In 1992, he told a reporter that he imagines retirement – not anytime soon, but he certainly thought there would come a time when he would take off his dress shoes and relax. “In 20 years, I would like to live off the fat of the earth, watch my son jump high and slam dunks or throw the long bomb for Notre Dame,” he says.

Then Trebek continued to host, year after year. He didn’t retire when he hit that 20-year mark, and he didn’t retire when he announced his cancer diagnosis last year. He did not retire even as his treatment dragged on – choosing instead to acknowledge the pain caused by the chemotherapy, but saying he would not retire until he knew it was affecting his performance.

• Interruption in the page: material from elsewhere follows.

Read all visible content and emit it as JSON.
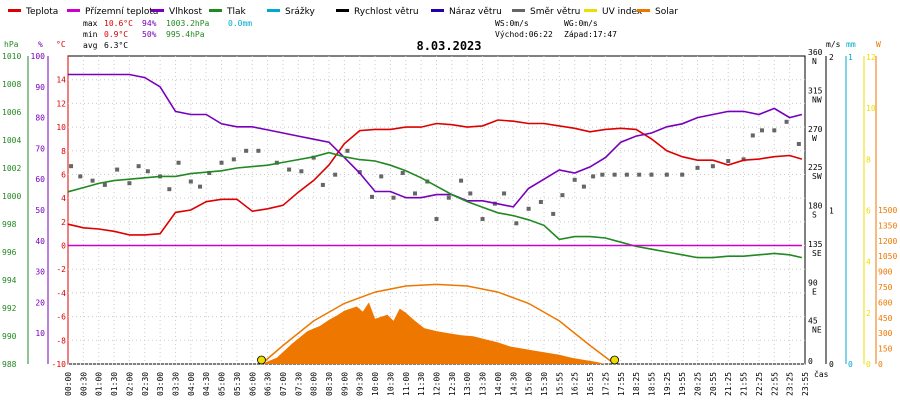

But of course he was Alex Trebek: his skills never faltered. Trebek confessed to me in one of our conversations that he occasionally watched Peril! at home – as he said: “I show up every now and then to see if I lose.” He was forever a perfectionist and his own harshest critic, and in this time of heartbreak it is moving that even he cannot find fault with his. Peril! performance.

There will inevitably be questions about the future. Trebek has always been the first to say that Peril! would go on long after hanging up her hat – it’s just too good not to. And that will continue – sometime after the last episode of the Trebek Era airs at the end of this year, we’ll see a new host. Trebek told me he didn’t want anything to do with choosing his successor – instead hoping that anyone could do. Peril! theirs, in the same way he did when he took the reins in 1984. Maybe Trebek will make his wish come true, and anyone and anything. Peril! Then you will just feel like another chapter from a favorite book. But this is certain: Peril! will always be synonymous with Alex Trebek.

Answers in the form of questions: a definitive story and an insider’s guide to the danger! will be released on November 10.